Guest Post: Our "Let's Pretend" Economy: Let's Pretend Financialization Hasn't Killed the Economy
Submitted by Charles Hugh Smith from Of Two Minds
Our "Let's Pretend" Economy: Let's Pretend Financialization Hasn't Killed the Economy
Like the bubonic plague, financialization has a lifecycle that cannot be reversed by Federal Reserve or European Central Bank intervention.
Let's pretend the Federal Reserve can force the financialization lifecycle back into expansion. Why do we need to pretend this can happen? Because the entire U.S. economy and its expansionist Central State now depends on ever-expanding financialization for its survival.
Financialization is like the bubonic plague--it constantly needs new victims as it kills off its existing hosts. Housing? Dead, killed by financialization, aided, abetted and powered by the Federal Reserve. Now the Fed wants to "save" what it already killed via financialization--housing--by buying $1 trillion in plague-infested mortgages and brute-force efforts to keep interest rates below inflation, i.e. negative rates.
Interestingly, plague, financialization and the power of the Fed all follow the same curve of emergence, expanion, maturity, stagnation and collapse. Natural systems follow S-curves, as described in this seminal paper: A Simple Model for Complex Systems.
What is financialization? Simply put, it is finance infecting and hollowing out all levels of an economy by incentivizing leverage, debt, opacity, speculation, financial fraud, collusion and the perfection of crony capitalism, i.e. financial Elites' ownership of the government's regulatory and legislative bodies. Here is another less pungent description via Wikipedia: "Financial leverage overrides capital (equity) and financial markets dominate traditional industrial economy and agricultural economics."
Here is a chart of the financialization lifecycle.

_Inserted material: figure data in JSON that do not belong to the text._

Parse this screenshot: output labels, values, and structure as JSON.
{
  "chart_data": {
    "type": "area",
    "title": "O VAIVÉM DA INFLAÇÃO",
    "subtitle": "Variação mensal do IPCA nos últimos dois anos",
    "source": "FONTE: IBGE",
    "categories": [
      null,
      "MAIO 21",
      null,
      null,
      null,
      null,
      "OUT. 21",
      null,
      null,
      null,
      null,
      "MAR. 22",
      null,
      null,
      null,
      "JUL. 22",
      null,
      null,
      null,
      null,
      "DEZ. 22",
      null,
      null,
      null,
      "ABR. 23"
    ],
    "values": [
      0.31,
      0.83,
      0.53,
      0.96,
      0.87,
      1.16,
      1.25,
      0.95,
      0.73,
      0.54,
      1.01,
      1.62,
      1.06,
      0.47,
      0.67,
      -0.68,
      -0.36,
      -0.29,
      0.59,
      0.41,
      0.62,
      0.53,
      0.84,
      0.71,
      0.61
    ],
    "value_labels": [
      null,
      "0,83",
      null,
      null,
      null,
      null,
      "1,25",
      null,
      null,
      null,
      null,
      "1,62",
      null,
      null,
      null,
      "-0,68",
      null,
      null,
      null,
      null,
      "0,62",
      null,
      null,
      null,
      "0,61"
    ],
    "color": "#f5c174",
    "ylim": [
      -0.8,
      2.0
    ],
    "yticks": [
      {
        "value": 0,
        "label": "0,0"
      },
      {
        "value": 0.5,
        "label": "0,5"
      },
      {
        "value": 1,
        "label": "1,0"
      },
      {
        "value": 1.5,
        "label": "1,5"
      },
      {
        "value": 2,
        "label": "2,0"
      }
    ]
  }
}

Just as the plague reaches a point of maximum infection, levels off and then eventually disappears into protected pockets, financialization reached its maximum penetration in the housing bubble.

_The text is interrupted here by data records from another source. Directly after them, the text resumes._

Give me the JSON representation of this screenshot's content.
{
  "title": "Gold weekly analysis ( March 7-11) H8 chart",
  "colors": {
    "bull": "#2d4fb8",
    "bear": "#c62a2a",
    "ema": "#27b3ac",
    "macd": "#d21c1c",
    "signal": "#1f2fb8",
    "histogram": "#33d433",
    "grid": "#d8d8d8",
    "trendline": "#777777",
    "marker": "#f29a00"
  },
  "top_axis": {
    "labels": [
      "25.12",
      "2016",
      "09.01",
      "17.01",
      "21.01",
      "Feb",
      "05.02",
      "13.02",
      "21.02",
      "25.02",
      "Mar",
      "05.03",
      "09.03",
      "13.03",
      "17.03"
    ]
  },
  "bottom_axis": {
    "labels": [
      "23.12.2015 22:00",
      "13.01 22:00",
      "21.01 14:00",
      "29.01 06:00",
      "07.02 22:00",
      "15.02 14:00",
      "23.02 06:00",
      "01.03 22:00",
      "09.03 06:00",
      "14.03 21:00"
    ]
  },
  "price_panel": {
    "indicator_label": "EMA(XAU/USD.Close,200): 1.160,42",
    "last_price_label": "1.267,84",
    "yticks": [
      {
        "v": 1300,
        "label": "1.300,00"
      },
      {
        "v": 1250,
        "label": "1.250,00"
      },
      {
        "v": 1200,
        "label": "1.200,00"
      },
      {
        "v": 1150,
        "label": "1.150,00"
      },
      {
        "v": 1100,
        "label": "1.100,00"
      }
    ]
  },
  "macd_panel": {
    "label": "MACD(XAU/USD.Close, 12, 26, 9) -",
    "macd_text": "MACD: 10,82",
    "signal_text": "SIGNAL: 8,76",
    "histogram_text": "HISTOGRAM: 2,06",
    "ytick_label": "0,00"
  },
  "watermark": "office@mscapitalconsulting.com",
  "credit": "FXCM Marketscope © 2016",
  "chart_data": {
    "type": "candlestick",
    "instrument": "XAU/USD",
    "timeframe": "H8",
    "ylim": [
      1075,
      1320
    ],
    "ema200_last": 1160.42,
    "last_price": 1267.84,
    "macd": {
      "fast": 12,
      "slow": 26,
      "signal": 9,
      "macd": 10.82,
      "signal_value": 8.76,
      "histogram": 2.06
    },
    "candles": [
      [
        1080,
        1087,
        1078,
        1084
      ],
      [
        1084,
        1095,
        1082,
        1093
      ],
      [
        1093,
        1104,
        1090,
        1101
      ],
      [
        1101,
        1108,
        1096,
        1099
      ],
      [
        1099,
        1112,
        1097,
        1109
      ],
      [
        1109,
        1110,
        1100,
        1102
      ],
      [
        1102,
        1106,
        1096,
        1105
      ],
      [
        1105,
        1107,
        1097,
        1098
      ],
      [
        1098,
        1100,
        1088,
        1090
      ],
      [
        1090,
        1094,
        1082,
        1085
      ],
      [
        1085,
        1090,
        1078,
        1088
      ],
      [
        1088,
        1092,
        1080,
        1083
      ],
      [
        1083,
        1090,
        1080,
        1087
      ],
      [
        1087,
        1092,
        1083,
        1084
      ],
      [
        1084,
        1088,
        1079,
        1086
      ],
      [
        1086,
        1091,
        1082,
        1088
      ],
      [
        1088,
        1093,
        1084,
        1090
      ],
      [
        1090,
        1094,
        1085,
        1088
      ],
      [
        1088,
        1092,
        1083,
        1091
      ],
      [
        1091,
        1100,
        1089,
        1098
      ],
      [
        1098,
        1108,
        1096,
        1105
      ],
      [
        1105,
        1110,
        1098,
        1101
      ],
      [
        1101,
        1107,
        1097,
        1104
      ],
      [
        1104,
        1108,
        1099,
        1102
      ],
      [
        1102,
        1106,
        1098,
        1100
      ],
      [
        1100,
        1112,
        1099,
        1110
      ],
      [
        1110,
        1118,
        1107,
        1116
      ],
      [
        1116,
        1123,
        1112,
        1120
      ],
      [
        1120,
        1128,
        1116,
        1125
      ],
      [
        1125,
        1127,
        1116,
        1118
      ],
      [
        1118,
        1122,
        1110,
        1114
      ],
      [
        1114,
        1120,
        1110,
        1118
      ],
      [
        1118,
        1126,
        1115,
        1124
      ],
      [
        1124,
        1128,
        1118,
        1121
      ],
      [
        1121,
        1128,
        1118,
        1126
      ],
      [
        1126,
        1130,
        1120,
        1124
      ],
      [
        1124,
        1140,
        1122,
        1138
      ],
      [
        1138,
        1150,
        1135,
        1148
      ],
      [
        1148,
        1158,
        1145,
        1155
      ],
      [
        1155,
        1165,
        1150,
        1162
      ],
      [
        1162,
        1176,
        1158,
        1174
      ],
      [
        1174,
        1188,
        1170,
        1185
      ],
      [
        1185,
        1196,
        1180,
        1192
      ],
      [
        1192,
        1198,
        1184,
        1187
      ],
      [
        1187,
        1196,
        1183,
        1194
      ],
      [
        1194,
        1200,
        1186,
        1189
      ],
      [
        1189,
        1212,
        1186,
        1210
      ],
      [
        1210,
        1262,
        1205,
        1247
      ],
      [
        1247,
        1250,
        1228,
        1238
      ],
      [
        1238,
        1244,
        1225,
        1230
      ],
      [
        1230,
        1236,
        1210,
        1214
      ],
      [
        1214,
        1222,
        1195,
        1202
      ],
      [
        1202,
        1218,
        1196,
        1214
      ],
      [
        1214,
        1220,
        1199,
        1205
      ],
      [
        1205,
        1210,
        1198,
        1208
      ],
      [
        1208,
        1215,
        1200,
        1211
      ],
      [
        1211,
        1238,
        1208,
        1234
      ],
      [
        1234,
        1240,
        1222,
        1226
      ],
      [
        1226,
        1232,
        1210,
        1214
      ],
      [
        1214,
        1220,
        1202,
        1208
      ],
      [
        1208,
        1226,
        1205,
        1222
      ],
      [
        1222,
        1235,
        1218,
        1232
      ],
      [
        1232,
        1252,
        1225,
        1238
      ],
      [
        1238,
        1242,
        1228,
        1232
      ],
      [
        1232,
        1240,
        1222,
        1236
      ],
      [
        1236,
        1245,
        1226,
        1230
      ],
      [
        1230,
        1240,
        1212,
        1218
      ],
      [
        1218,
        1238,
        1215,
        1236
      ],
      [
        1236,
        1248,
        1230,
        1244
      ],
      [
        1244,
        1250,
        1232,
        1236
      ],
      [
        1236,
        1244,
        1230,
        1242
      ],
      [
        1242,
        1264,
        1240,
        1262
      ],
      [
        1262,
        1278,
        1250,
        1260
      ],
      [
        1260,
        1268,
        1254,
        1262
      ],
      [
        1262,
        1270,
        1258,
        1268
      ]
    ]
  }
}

Being an intrinsically destabilizing force, financialization led to the global financial crisis of 2008. Central banks went into panic mode, printing and injecting trillions of dollars of new infectious material into the global economy in the hopes of sparking a new even grander cycle of financialization.
But you can't create a new cycle of plague when the hosts are either dead or already infected. The world has run out of sectors that can be financialized; that plague has already killed or infected every corner of the global economy.
Ironically, all the central banks' attempts to reinflate the speculative leverage-debt bubble are only hastening the disease's decline and collapse. The global markets are cheering today because the plague-riddled corpse of Greek debt has been turned into a grotesque marionette that is being made to "dance" by the European Central Bank before an audience that has been told to applaud loudly, even though the ghastly, bizarre spectacle is transparently phony.
Greek debt is already dead; it can't be reinfected and killed again, and neither can the debts of Ireland, Spain, Portugal, Italy et al. Housing is also already dead, though the still-warm body is still twitching in certain markets around the world.
Why does this cruel stage-show have to continue? Because the Federal Reserve and the other central banks will decay and disappear if financialization can't be revived. But since it can't be revived, then we are stuck with a multi-year process of decline that will inevitably end with a massive fireworks-lit finale of collapse.